Have you ever wondered how your travel choices impact your health?

Several scholars from the UK recently published a study that targeted exactly that.

Their objective study looked at a cross-sectional pool from the UK Household Longitudinal Study and assessed whether active commuting was independently associated with biological markers of obesity.

The study produced several interesting findings and concluded that individuals who ride public transit, bike, or walk had “significantly lower BMI and percentage body fat” than their driving counterparts.

While this is certainly not the first study to suggest the negatives of car travel, it comes in response to a major vacuum of scholarly literature linking mode choice and body weight.

The findings were still statistically significant after the researchers accounted for lifestyle factors such as age, income, level of activity at work, and personal activity levels.

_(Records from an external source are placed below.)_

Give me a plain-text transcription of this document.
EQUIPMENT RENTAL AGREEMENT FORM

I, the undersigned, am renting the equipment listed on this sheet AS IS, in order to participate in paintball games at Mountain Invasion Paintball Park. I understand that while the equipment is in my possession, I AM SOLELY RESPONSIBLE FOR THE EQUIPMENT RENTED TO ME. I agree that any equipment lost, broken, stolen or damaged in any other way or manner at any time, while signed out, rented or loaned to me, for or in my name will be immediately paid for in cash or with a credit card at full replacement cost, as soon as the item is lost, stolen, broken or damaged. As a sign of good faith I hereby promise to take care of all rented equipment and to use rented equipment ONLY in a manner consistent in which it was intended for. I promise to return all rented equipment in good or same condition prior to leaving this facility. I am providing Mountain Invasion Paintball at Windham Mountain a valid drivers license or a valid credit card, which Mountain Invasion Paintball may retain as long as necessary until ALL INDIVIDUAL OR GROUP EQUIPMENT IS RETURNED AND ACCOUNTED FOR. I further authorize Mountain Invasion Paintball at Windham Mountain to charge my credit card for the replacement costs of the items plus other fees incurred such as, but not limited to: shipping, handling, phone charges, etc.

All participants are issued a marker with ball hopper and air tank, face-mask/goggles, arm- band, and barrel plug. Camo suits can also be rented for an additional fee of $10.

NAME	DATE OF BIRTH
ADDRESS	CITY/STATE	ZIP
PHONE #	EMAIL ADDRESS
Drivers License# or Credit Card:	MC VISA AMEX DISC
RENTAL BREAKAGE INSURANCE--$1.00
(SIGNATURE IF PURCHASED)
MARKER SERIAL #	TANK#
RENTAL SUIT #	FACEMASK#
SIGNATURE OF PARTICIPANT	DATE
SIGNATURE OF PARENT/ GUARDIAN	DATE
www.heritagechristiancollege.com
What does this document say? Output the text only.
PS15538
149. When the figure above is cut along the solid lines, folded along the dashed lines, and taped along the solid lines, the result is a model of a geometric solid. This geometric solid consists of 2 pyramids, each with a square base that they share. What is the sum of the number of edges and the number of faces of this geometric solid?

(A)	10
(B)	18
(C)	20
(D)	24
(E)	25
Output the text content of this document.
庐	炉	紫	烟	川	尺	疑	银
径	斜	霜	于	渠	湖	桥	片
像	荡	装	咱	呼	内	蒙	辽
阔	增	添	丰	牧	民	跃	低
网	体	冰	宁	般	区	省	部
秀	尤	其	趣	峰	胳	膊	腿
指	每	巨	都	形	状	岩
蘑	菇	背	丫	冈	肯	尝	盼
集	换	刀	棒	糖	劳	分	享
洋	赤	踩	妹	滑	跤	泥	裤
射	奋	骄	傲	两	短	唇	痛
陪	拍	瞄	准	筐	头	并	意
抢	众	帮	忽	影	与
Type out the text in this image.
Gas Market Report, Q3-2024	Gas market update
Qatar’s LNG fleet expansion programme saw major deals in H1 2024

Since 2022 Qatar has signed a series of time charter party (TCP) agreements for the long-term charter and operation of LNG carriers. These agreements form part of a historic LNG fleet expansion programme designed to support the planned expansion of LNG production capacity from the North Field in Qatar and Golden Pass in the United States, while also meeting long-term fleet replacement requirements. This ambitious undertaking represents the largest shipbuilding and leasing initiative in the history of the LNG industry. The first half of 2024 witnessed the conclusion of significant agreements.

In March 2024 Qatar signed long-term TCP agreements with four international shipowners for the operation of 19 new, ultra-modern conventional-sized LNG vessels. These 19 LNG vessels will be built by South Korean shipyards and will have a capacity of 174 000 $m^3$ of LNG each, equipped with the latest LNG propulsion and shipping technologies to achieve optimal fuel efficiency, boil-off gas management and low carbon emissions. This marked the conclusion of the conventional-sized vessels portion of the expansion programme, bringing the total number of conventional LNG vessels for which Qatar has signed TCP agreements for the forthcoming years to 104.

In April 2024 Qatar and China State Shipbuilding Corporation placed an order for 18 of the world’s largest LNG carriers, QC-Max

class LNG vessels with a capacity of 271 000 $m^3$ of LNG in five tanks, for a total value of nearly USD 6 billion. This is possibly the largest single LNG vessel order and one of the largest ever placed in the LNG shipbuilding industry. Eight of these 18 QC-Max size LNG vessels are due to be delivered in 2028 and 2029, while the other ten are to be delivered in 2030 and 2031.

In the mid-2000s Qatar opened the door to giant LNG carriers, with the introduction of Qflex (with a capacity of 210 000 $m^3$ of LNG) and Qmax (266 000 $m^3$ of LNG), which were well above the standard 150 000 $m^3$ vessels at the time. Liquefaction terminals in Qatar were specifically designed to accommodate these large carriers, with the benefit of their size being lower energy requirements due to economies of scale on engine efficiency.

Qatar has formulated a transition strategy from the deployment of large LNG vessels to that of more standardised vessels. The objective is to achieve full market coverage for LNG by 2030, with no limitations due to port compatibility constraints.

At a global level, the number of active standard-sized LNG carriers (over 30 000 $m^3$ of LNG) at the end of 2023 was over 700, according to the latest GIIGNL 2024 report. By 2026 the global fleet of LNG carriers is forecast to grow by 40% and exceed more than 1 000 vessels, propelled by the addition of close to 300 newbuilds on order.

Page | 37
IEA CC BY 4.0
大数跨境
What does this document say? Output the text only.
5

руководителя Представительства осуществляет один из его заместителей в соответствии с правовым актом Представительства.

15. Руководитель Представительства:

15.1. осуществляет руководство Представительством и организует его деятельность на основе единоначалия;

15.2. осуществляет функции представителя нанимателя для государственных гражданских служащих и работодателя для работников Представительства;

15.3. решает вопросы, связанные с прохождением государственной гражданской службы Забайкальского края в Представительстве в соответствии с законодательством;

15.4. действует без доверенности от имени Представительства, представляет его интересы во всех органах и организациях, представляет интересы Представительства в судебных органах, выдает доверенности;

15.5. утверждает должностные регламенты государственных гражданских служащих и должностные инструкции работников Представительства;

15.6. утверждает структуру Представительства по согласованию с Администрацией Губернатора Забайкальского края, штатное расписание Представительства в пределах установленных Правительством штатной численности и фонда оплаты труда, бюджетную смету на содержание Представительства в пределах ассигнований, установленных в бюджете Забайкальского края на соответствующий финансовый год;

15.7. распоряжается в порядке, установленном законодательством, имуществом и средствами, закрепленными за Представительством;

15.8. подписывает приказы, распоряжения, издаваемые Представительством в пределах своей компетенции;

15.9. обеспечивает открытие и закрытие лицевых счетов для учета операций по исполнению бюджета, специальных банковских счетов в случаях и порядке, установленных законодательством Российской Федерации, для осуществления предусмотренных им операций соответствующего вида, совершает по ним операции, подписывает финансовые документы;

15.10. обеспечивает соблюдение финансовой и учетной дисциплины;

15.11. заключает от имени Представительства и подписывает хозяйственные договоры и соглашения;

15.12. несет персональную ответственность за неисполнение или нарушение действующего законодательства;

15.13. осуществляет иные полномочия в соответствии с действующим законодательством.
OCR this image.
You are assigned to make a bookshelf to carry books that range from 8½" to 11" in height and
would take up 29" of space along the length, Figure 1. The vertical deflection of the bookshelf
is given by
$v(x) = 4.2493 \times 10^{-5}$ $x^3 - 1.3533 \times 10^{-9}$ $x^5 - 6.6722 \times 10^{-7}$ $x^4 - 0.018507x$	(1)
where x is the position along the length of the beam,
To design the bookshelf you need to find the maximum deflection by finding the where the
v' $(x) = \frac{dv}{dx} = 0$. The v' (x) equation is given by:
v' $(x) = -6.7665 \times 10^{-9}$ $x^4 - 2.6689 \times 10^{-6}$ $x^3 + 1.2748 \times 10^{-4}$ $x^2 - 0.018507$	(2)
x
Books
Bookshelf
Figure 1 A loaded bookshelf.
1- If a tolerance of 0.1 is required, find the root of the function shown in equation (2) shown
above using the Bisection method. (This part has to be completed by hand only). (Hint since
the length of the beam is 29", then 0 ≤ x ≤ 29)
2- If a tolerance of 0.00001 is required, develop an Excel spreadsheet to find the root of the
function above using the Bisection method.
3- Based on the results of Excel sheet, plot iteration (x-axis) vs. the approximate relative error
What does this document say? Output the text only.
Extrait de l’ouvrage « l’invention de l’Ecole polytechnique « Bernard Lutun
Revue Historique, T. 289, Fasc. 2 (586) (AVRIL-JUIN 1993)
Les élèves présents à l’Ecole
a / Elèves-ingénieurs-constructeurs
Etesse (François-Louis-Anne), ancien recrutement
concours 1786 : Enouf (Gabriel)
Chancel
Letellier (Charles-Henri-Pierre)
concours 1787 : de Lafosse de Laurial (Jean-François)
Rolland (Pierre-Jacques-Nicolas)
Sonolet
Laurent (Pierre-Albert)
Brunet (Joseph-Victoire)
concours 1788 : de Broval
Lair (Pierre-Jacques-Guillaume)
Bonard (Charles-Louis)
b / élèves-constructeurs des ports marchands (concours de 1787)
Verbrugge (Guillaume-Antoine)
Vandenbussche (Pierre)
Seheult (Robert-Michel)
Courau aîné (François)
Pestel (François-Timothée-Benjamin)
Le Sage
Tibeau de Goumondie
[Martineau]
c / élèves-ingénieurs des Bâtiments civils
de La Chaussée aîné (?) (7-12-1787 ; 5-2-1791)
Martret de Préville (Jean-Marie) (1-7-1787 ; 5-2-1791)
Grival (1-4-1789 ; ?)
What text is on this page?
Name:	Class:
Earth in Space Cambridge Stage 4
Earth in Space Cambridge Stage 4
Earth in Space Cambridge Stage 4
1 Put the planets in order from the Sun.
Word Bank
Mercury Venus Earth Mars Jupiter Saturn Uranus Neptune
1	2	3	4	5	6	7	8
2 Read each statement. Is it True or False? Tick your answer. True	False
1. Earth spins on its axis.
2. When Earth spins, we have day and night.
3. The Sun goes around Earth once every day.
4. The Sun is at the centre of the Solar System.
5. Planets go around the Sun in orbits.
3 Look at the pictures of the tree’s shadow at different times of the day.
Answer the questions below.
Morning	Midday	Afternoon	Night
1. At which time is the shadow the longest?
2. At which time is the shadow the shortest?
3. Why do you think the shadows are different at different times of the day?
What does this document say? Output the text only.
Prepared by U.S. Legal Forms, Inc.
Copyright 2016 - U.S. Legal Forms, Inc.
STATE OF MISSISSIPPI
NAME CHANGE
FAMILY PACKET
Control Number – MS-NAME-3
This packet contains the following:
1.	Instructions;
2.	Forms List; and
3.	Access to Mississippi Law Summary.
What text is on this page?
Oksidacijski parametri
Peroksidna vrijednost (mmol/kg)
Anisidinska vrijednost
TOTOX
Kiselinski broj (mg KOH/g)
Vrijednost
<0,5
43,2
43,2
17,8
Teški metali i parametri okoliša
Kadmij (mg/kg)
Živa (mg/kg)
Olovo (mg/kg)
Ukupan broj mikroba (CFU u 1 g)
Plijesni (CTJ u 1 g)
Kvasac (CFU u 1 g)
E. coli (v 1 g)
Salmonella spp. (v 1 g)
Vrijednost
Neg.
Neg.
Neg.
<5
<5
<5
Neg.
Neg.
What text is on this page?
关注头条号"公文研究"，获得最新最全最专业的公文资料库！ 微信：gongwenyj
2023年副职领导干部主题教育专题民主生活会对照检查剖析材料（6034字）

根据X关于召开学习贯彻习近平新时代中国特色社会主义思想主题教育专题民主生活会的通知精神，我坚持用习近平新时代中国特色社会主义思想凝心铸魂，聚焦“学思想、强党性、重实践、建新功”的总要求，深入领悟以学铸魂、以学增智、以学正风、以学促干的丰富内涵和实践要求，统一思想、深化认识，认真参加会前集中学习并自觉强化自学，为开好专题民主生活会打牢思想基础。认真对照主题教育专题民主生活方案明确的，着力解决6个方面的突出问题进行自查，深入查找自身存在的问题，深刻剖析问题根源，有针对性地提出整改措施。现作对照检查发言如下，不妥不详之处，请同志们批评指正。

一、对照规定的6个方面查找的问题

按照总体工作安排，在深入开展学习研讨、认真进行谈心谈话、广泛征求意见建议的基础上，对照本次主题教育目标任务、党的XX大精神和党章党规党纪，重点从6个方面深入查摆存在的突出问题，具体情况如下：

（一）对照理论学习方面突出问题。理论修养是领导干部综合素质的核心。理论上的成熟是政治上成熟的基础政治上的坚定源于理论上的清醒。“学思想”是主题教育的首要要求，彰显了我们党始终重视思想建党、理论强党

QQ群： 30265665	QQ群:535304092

Passenger-carries-bike-on-RTD-train
RTD light rail passenger carries his bike onto the train

The study specifically found that men who used active transportation methods had approximately 1.5 percent less body fat and one less BMI point than men who drove. Additionally, women with an active commute had approximately 2 percent less body fat and .75 less BMI points than those who drove.

One interesting finding was that both male and female public transit commuters scored slightly lower than their counterparts who biked or walked to work.

While correlation doesn’t necessarily imply causality, these findings suggest that ditching your beloved car commute for a train, bus, or bike ride will not only save you money at the pump, but will also help save you from putting on unwanted bulk in your midsection.